Бокканера не шелохнулся, его черные глаза пристально разглядывали приближающегося гостя; священник, знакомый с церемониалом, преклонил колена и облобызал крупный изумруд, который кардинал носил на пальце. Но тот сразу же заставил его подняться.
— Добро пожаловать, любезный сын мой... Племянница так тепло о вас отзывалась, я весьма рад видеть вас у себя.
Он уселся за стол, все еще не приглашая Пьера сесть, и, продолжая изучать его, неторопливо, очень вежливо осведомился:
— Вы прибыли вчера утром и, верно, очень устали?
— Ваше высокопреосвященство очень добры... Да, я совершенно разбит, столько же от волнения, сколько от усталости. Эта поездка так много для меня значит!
Кардиналу, видимо, не хотелось с первых же слов заводить серьезный разговор.
— Понятно, ведь от Парижа до Рима все же далеко. Нынче можно доехать довольно быстро. А прежде — какое нескончаемое путешествие!
Он помедлил.
— Я только раз побывал в Париже, давненько это было, лет пятьдесят назад, да и провел там всего неделю... Большой, прекрасный город, что и говорить! На улицах полно людей, и все необыкновенно учтивы, этот народ создал столько чудесного. Даже в наше печальное время не следует забывать, что Франция — старшая дщерь нашей церкви... То было единственное мое путешествие, больше я ни разу не покидал Рима.
И он заключил свои слова жестом спокойного презрения. Стоит ли путешествовать в страну неверия и мятежа? Разве мало ему Рима, этого вечного города, которому суждено царить над вселенной и в предуказанный час сызнова стать столицей мира!
Пьер слушал молча, и в его воображении вставал образ князя — неукротимого воителя, облаченного ныне в простую сутану; кардинал был прекрасен в своей горделивой уверенности, что Рим так и будет вовеки веков довлеть самому себе. Но эта упрямая косность, это стремление рассматривать все прочие народы лишь как вассалов Рима встревожили Пьера, когда он вспомнил о цели, которая его сюда привела. Наступило молчание, и аббат решил приступить к делу, начав с лестных заверений.
— Прежде чем предпринять какие бы то ни было хлопоты, мне хотелось принести вашему высокопреосвященству дань своего глубокого уважения, ибо только на вас я уповаю и молю не лишать меня ваших советов и наставлений.
Тут Бокканера указал рукою на стул, приглашая аббата сесть.
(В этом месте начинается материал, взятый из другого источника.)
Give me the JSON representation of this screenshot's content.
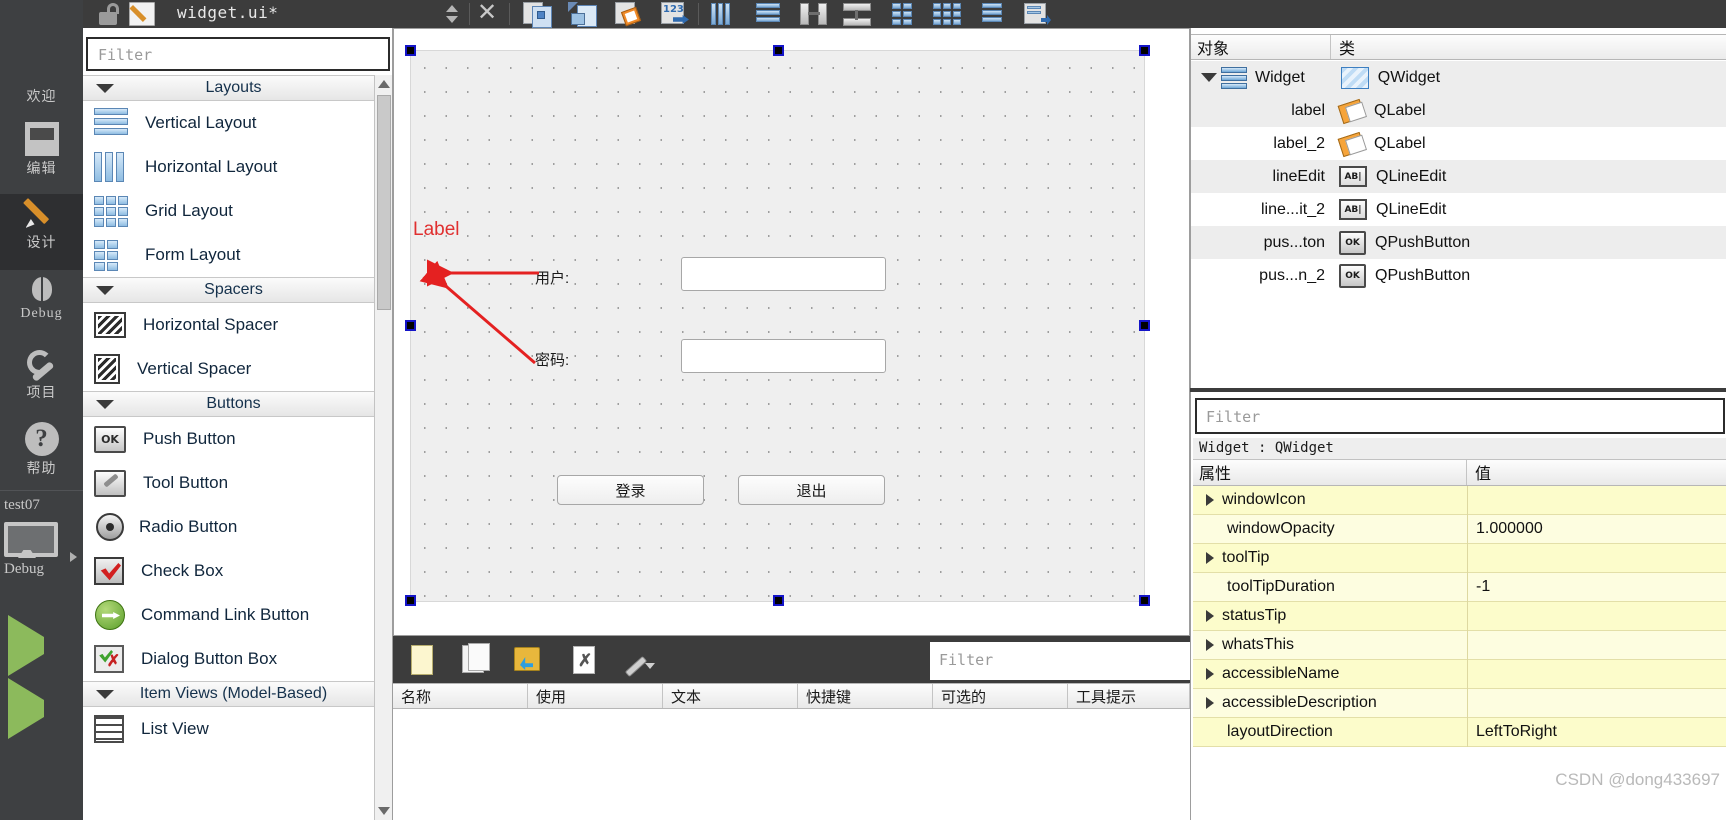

— Разумеется, любезный сын мой, я не отказываю вам в советах. Мой долг давать их любому христианину, который пожелает употребить их во благо. Но только вы ошибаетесь, если рассчитываете на мое влияние, оно ничтожно. Я совершенно не у дел, я не могу и не хочу ни о чем просить... Впрочем, это не мешает нам побеседовать.
Кардинал весьма откровенно коснулся интересующего Пьера вопроса и продолжал без малейшего лукавства, как человек прямодушный и смелый, не пугающийся ответственности.
— Вы ведь написали книгу, кажется, «Новый Рим»? Книга эта передана конгрегации Индекса, и вы приехали ее защищать... Я пока еще не читал ее. Не могу же я все читать, сами понимаете. Читаю лишь то, что мне присылает конгрегация, — я состою ее членом с этого года, — да и то я зачастую довольствуюсь докладом, который составляет для меня мой секретарь... Но Бенедетта, моя племянница, прочла вашу книгу и говорит, что в ней немало интересного, правда, вначале она была несколько удивлена, зато потом весьма растрогана... А посему я обещаю просмотреть ваш труд и особо тщательно ознакомиться с теми местами, которые вменяют вам в вину.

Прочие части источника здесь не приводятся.